Nvidia’s AI can turn real-life videos into 3D renders

Nvidia’s AI can turn real-life videos into 3D renders Ryan is a senior editor at TechForge Media with over a decade of experience covering the latest technology and interviewing leading industry figures. He can often be sighted at tech conferences with a strong coffee in one hand and a laptop in the other. If it's geeky, he’s probably into it. Find him on Twitter (@Gadget_Ry) or Mastodon (@gadgetry@techhub.social)


Nvidia has developed an AI which can turn real-life videos into 3D renders – making creating games and VR experiences simpler.

Creating 3D renders is a painstaking and time-consuming process requiring specific skills and can be incredibly costly. By reducing the barriers, Nvidia could enable more ideas to move from concept into reality.

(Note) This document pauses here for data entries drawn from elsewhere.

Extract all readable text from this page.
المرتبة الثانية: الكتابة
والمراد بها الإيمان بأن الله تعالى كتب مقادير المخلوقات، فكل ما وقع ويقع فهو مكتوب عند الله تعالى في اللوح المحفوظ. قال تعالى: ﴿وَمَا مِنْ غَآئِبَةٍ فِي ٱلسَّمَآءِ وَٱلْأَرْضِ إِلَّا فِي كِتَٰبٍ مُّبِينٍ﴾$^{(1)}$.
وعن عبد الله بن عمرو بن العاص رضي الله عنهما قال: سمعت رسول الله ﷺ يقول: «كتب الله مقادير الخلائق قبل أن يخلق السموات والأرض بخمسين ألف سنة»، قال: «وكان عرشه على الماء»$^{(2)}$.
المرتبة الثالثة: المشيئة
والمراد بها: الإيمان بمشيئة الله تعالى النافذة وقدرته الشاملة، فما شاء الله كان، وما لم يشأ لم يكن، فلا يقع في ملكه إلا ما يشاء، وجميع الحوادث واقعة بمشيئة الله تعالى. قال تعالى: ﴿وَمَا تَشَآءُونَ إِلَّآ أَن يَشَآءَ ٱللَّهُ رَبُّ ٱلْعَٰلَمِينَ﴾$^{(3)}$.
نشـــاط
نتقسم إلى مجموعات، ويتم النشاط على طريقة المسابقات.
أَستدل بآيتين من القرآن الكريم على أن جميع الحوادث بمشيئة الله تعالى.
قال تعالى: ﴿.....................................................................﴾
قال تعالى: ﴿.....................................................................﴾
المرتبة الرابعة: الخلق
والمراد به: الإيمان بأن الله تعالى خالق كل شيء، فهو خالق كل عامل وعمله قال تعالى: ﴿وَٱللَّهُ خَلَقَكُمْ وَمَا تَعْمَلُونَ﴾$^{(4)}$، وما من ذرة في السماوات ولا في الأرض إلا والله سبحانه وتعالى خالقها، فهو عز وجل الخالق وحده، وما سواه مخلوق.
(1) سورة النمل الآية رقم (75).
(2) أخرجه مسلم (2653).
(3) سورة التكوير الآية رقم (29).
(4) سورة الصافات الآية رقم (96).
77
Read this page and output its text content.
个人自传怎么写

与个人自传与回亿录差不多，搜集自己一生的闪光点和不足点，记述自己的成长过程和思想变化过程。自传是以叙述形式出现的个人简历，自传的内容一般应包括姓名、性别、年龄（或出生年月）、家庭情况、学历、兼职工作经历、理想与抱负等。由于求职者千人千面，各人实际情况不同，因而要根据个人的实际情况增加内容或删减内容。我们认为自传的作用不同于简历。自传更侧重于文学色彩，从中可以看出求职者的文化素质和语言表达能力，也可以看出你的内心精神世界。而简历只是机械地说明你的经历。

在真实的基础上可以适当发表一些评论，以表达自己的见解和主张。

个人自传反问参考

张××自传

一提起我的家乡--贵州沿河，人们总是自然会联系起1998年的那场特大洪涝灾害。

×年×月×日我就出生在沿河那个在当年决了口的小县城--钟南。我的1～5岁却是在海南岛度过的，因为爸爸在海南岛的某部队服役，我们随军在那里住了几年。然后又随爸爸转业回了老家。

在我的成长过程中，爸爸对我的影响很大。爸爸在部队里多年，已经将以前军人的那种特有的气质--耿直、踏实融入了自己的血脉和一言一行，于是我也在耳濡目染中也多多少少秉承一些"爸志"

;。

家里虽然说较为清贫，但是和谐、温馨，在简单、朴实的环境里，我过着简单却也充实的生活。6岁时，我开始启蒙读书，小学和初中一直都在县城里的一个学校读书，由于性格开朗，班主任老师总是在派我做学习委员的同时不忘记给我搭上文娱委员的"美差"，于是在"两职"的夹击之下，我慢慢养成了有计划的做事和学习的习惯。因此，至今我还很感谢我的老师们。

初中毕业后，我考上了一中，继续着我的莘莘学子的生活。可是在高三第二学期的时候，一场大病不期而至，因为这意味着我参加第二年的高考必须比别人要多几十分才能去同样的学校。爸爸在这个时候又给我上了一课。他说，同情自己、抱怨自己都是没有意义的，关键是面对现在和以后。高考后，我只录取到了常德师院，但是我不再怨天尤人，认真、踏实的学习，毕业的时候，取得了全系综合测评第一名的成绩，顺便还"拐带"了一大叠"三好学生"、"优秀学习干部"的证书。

During the NeurIPS AI conference in Montreal, Nvidia set up a dedicated area showing its technology. The company used its DGX-1 supercomputer for the demonstration so this isn’t achievable on your average household computer, at least for now.

The AI running on the DGX-1 took footage taken via a self-driving car’s dashcam, extracted a high-level semantics map using a neural network, and then used Unreal Engine 4 to generate the virtual world.

In the animation below, the top left image represents the input map. The bottom-right represents Nvidia’s video synthesis (vid2vid), while the others show competing approaches:

Bryan Catanzaro, VP of Applied Deep Learning Research at NVIDIA, said:

“NVIDIA has been inventing new ways to generate interactive graphics for 25 years, and this is the first time we can do so with a neural network.

Neural networks — specifically generative models — will change how graphics are created. This will enable developers to create new scenes at a fraction of the traditional cost.”

The result of the demo is a simple driving game that allows participants to navigate an urban scene.

“The capability to model and recreate the dynamics of our visual world is essential to building intelligent agents,” Nvidia’s researchers wrote in a paper. “Apart from purely scientific interests, learning to synthesize continuous visual experiences has a wide range of applications in computer vision, robotics, and computer graphics.”